3)      Cash benefit for care

Rests on a model of gender differentiated families, implies gender reproduction, can be seen as a marriage-stabilising patriarchy (N+S)

 

Another optional arrangement is the time account scheme: working less or more over a period, an arrangement that seems to suit the flexible post-modern working life. Brandt & Kvande argue that mandatory fathers’ leave is most successful because there is no question about negotiation: between spouses or between employee and employer and the fact that more than 80% of men who have the right to fathers’ leave use it contributes to a normalisation of fathers being away from work for at least 4 weeks.

 

Challenges: Not all fathers have the right. Should not fathers have longer mandatory leave?

Is not day care and parental leave based on sameness, would cash benefit mean recognition of care rationality?


d)      Political participation

Equal and de facto rights to political participation on all levels are based on the principle of justice. In the Nordic countries women’s representation in the national assemblies has been ca. 40% since 1990’is (except Iceland: 25%). In EU women are less represented, the highest proportion of women is in NL with a little less than 30% in 1997.

This question highlights the discussion:

Same – different?

What have women in common?

Rönnblom argues that women have a common commitment to change the power order between men and women.

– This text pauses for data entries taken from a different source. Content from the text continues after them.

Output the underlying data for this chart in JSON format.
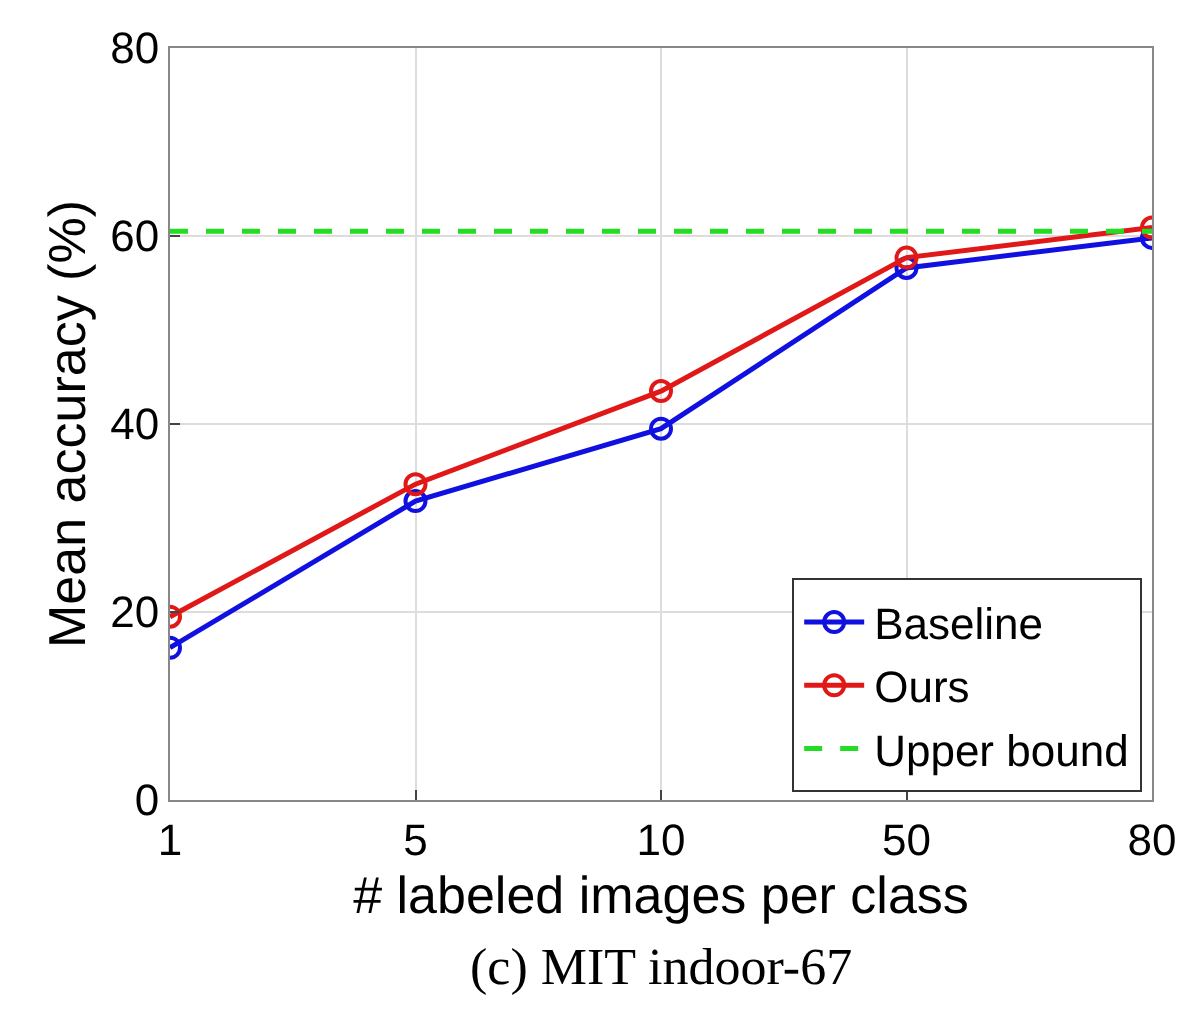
{
  "chart_data": {
    "type": "line",
    "categories": [
      "1",
      "5",
      "10",
      "50",
      "80"
    ],
    "series": [
      {
        "name": "Baseline",
        "color": "#1010e0",
        "values": [
          16.2,
          31.8,
          39.5,
          56.6,
          59.8
        ]
      },
      {
        "name": "Ours",
        "color": "#e01818",
        "values": [
          19.5,
          33.6,
          43.5,
          57.7,
          60.9
        ]
      }
    ],
    "ref_lines": [
      {
        "axis": "y",
        "value": 60.5,
        "label": "Upper bound",
        "color": "#22dd22",
        "line_style": "dashed"
      }
    ],
    "xlabel": "# labeled images per class",
    "ylabel": "Mean accuracy (%)",
    "ylim": [
      0,
      80
    ],
    "yticks": [
      0,
      20,
      40,
      60,
      80
    ],
    "grid": true,
    "legend": "bottom right",
    "marker": "circle",
    "line_style": "solid",
    "annotations": [
      "(c) MIT indoor-67"
    ]
  }
}
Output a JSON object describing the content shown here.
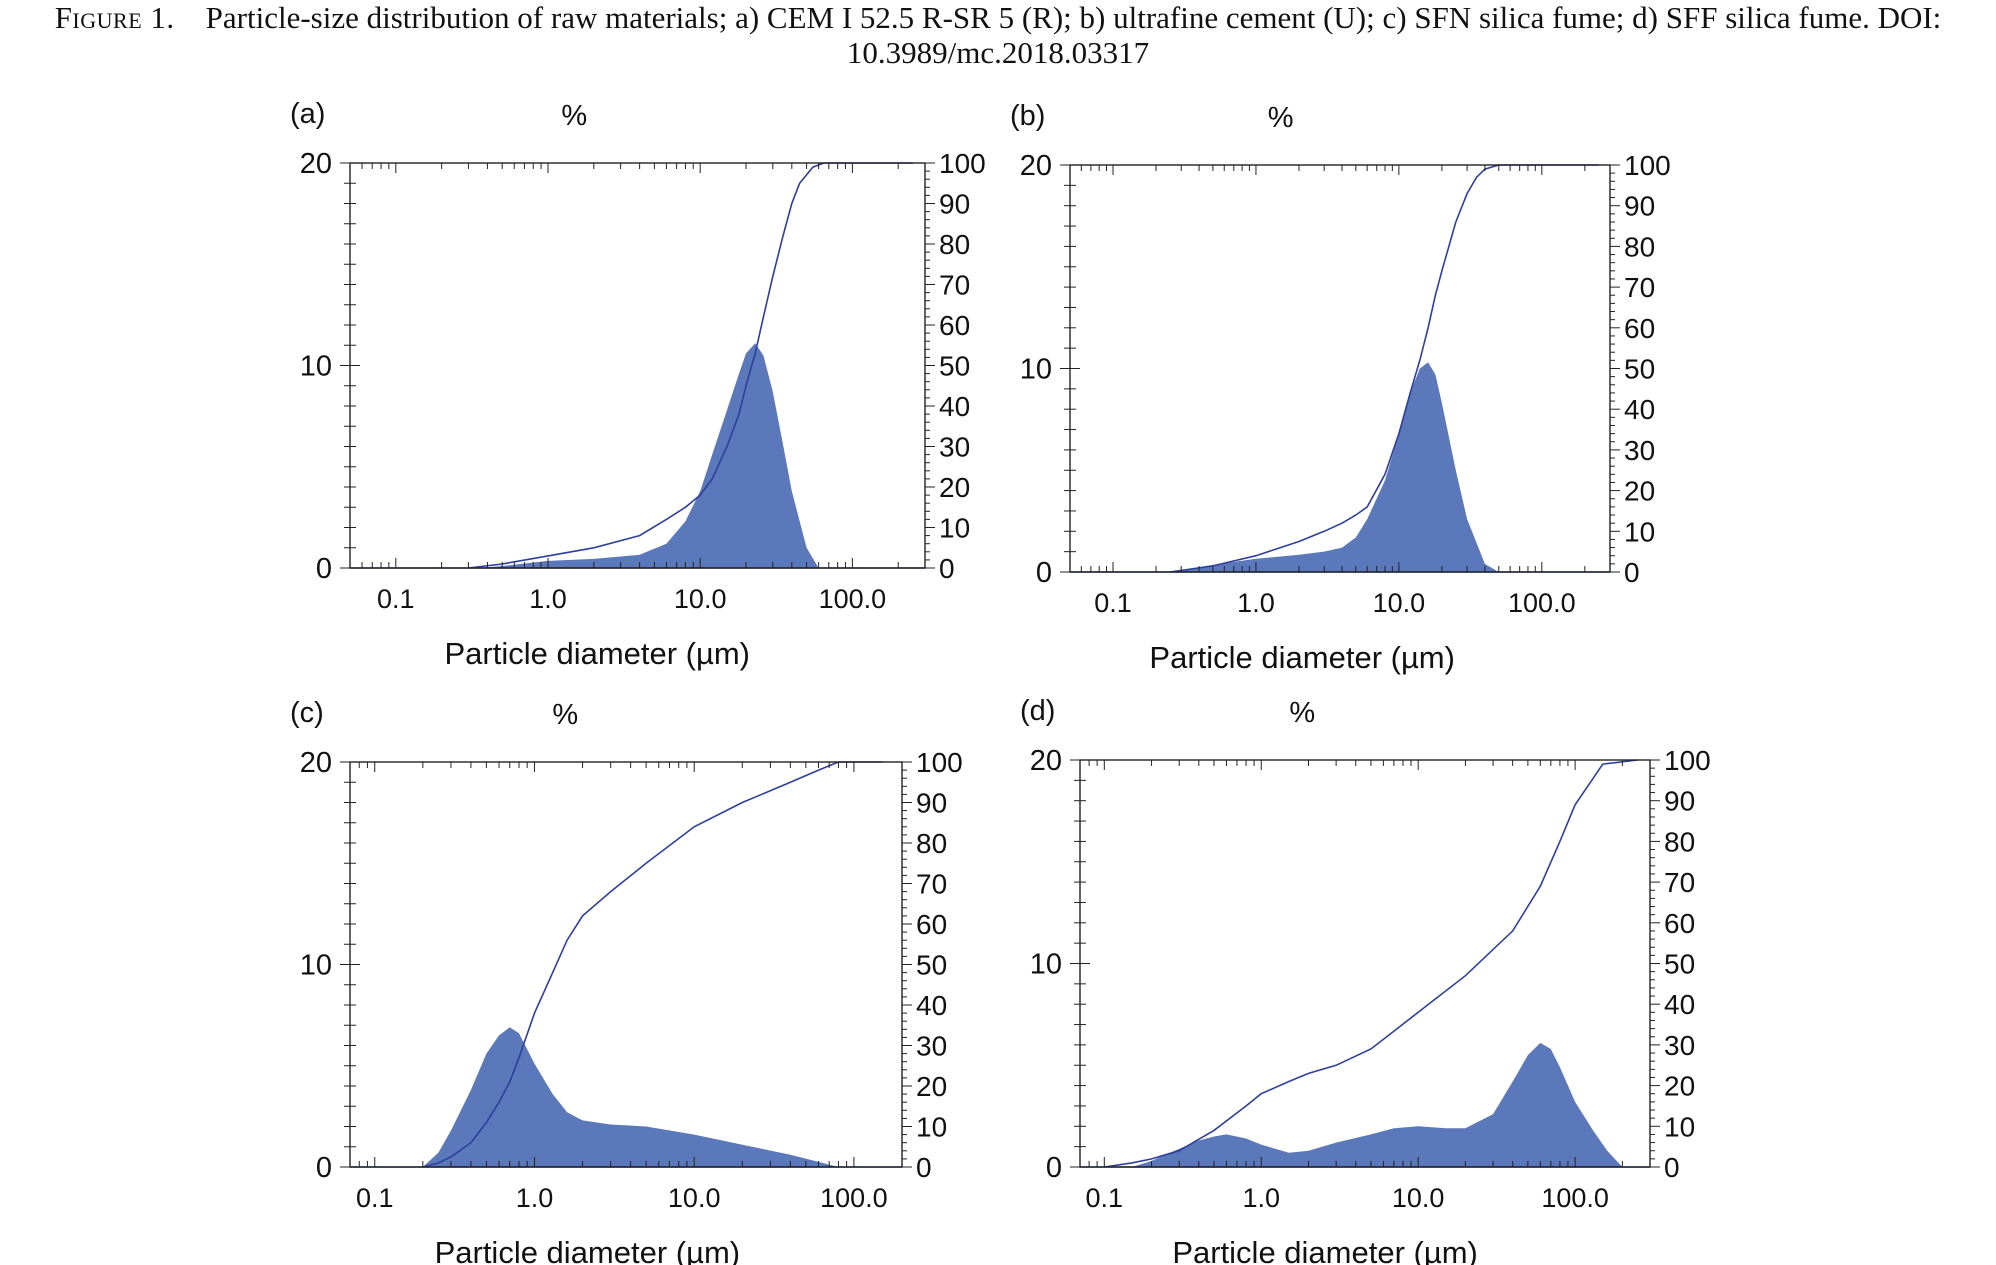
{
  "caption": {
    "figure_label": "Figure 1.",
    "text": "Particle-size distribution of raw materials; a) CEM I 52.5 R-SR 5 (R); b) ultrafine cement (U); c) SFN silica fume; d) SFF silica fume. DOI: 10.3989/mc.2018.03317"
  },
  "colors": {
    "fill": "#5a78ba",
    "line": "#2e3f9c",
    "axis": "#222222"
  },
  "chart_data": [
    {
      "type": "area",
      "panel_label": "(a)",
      "title": "%",
      "xlabel": "Particle diameter (µm)",
      "xscale": "log",
      "xlim": [
        0.05,
        300
      ],
      "xticks": [
        0.1,
        1.0,
        10.0,
        100.0
      ],
      "xtick_labels": [
        "0.1",
        "1.0",
        "10.0",
        "100.0"
      ],
      "ylim": [
        0,
        20
      ],
      "yticks": [
        0,
        10,
        20
      ],
      "y2lim": [
        0,
        100
      ],
      "y2ticks": [
        0,
        10,
        20,
        30,
        40,
        50,
        60,
        70,
        80,
        90,
        100
      ],
      "series": [
        {
          "type": "area",
          "axis": "left",
          "x": [
            0.35,
            0.5,
            1,
            2,
            4,
            6,
            8,
            10,
            12,
            15,
            18,
            20,
            23,
            26,
            30,
            35,
            40,
            50,
            60
          ],
          "y": [
            0,
            0.1,
            0.35,
            0.45,
            0.65,
            1.2,
            2.3,
            3.8,
            5.6,
            7.8,
            9.6,
            10.6,
            11.1,
            10.5,
            8.7,
            6.1,
            3.8,
            1.0,
            0
          ]
        },
        {
          "type": "line",
          "axis": "right",
          "x": [
            0.3,
            0.5,
            1,
            2,
            4,
            6,
            8,
            10,
            12,
            15,
            18,
            20,
            23,
            26,
            30,
            35,
            40,
            45,
            55,
            65,
            250
          ],
          "y": [
            0,
            1,
            3,
            5,
            8,
            12,
            15,
            18,
            22,
            30,
            38,
            45,
            53,
            62,
            72,
            82,
            90,
            95,
            99,
            100,
            100
          ]
        }
      ]
    },
    {
      "type": "area",
      "panel_label": "(b)",
      "title": "%",
      "xlabel": "Particle diameter (µm)",
      "xscale": "log",
      "xlim": [
        0.05,
        300
      ],
      "xticks": [
        0.1,
        1.0,
        10.0,
        100.0
      ],
      "xtick_labels": [
        "0.1",
        "1.0",
        "10.0",
        "100.0"
      ],
      "ylim": [
        0,
        20
      ],
      "yticks": [
        0,
        10,
        20
      ],
      "y2lim": [
        0,
        100
      ],
      "y2ticks": [
        0,
        10,
        20,
        30,
        40,
        50,
        60,
        70,
        80,
        90,
        100
      ],
      "series": [
        {
          "type": "area",
          "axis": "left",
          "x": [
            0.25,
            0.5,
            1,
            2,
            3,
            4,
            5,
            6,
            8,
            10,
            12,
            14,
            16,
            18,
            20,
            25,
            30,
            40,
            50
          ],
          "y": [
            0,
            0.35,
            0.65,
            0.85,
            1.0,
            1.2,
            1.7,
            2.6,
            4.5,
            6.8,
            8.8,
            10.0,
            10.3,
            9.7,
            8.3,
            5.0,
            2.6,
            0.4,
            0
          ]
        },
        {
          "type": "line",
          "axis": "right",
          "x": [
            0.25,
            0.5,
            1,
            2,
            3,
            4,
            5,
            6,
            8,
            10,
            12,
            14,
            16,
            18,
            20,
            25,
            30,
            35,
            40,
            50,
            250
          ],
          "y": [
            0,
            1.5,
            4,
            7.5,
            10,
            12,
            14,
            16,
            24,
            34,
            44,
            52,
            60,
            68,
            74,
            86,
            93,
            97,
            99,
            100,
            100
          ]
        }
      ]
    },
    {
      "type": "area",
      "panel_label": "(c)",
      "title": "%",
      "xlabel": "Particle diameter (µm)",
      "xscale": "log",
      "xlim": [
        0.07,
        200
      ],
      "xticks": [
        0.1,
        1.0,
        10.0,
        100.0
      ],
      "xtick_labels": [
        "0.1",
        "1.0",
        "10.0",
        "100.0"
      ],
      "ylim": [
        0,
        20
      ],
      "yticks": [
        0,
        10,
        20
      ],
      "y2lim": [
        0,
        100
      ],
      "y2ticks": [
        0,
        10,
        20,
        30,
        40,
        50,
        60,
        70,
        80,
        90,
        100
      ],
      "series": [
        {
          "type": "area",
          "axis": "left",
          "x": [
            0.2,
            0.25,
            0.3,
            0.4,
            0.5,
            0.6,
            0.7,
            0.8,
            1.0,
            1.3,
            1.6,
            2,
            3,
            5,
            10,
            20,
            40,
            60,
            80
          ],
          "y": [
            0,
            0.7,
            1.8,
            3.8,
            5.6,
            6.5,
            6.9,
            6.6,
            5.1,
            3.6,
            2.7,
            2.3,
            2.1,
            2.0,
            1.6,
            1.1,
            0.6,
            0.25,
            0
          ]
        },
        {
          "type": "line",
          "axis": "right",
          "x": [
            0.2,
            0.25,
            0.3,
            0.4,
            0.5,
            0.6,
            0.7,
            0.8,
            1.0,
            1.3,
            1.6,
            2,
            3,
            5,
            10,
            20,
            40,
            60,
            80,
            150
          ],
          "y": [
            0,
            1,
            2.5,
            6,
            11,
            16,
            21,
            27,
            38,
            48,
            56,
            62,
            68,
            75,
            84,
            90,
            95,
            98,
            100,
            100
          ]
        }
      ]
    },
    {
      "type": "area",
      "panel_label": "(d)",
      "title": "%",
      "xlabel": "Particle diameter (µm)",
      "xscale": "log",
      "xlim": [
        0.07,
        300
      ],
      "xticks": [
        0.1,
        1.0,
        10.0,
        100.0
      ],
      "xtick_labels": [
        "0.1",
        "1.0",
        "10.0",
        "100.0"
      ],
      "ylim": [
        0,
        20
      ],
      "yticks": [
        0,
        10,
        20
      ],
      "y2lim": [
        0,
        100
      ],
      "y2ticks": [
        0,
        10,
        20,
        30,
        40,
        50,
        60,
        70,
        80,
        90,
        100
      ],
      "series": [
        {
          "type": "area",
          "axis": "left",
          "x": [
            0.15,
            0.2,
            0.3,
            0.4,
            0.5,
            0.6,
            0.8,
            1.0,
            1.5,
            2,
            3,
            5,
            7,
            10,
            15,
            20,
            30,
            40,
            50,
            60,
            70,
            80,
            100,
            130,
            160,
            200
          ],
          "y": [
            0,
            0.3,
            0.9,
            1.3,
            1.5,
            1.6,
            1.4,
            1.1,
            0.7,
            0.8,
            1.2,
            1.6,
            1.9,
            2.0,
            1.9,
            1.9,
            2.6,
            4.2,
            5.5,
            6.1,
            5.8,
            4.9,
            3.2,
            1.8,
            0.8,
            0
          ]
        },
        {
          "type": "line",
          "axis": "right",
          "x": [
            0.1,
            0.15,
            0.2,
            0.3,
            0.5,
            0.8,
            1,
            1.5,
            2,
            3,
            5,
            10,
            20,
            40,
            60,
            80,
            100,
            150,
            250
          ],
          "y": [
            0,
            1,
            2,
            4,
            9,
            15,
            18,
            21,
            23,
            25,
            29,
            38,
            47,
            58,
            69,
            80,
            89,
            99,
            100
          ]
        }
      ]
    }
  ]
}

Do women make a difference?

Lovenduski argues that women make differences:

1)      On women’s issues: changes in the responsibilities and organisation of women’s traditional tasks in the home: day care for children, care for the elderly etc., abortion, GE policies.

2)      On representation: increased space for political representation; men are no longer the norm for the politician

3)      On political discourse: ‘private’ matters becomes public matters; domestic violence, change in discussion about prostitution (Månsson), vocabulary changes (no longer possible to say ‘I get a hard on when this woman talks’ in Parliament), women politicians as signs of modernity.

4)      Christensen argues that women’s participation has an impact on the relative position of politics vs. other social institutions: Membership crisis has been accelerated in DK because women are not much engaged, but in Norway this common feature of political participation has been postponed by the integration of women. She also claims that there is a gender gap in political preferences: women are generally more to the left than men.

 

On women’s issues=Institutionalisation of GE policies:

Institutionalisation

Legislation

Action plans

Institutions (femocrats)

Mainstreaming policies

Reconciliation of care and wage work

 

e)      Control over body and sexualities

Contraception

Abortion

Criminalisation of buyers of sex as defence of women’s rights to control over own body (Sweden)

Gay and lesbian rights, but in Norway the Christian-conservative government excluded defence against discrimination at work for homosexuals in religious organisations when the proposed amendments of the Working Environment Act, and recently an officer in the Salvation army lost his job because he was gay.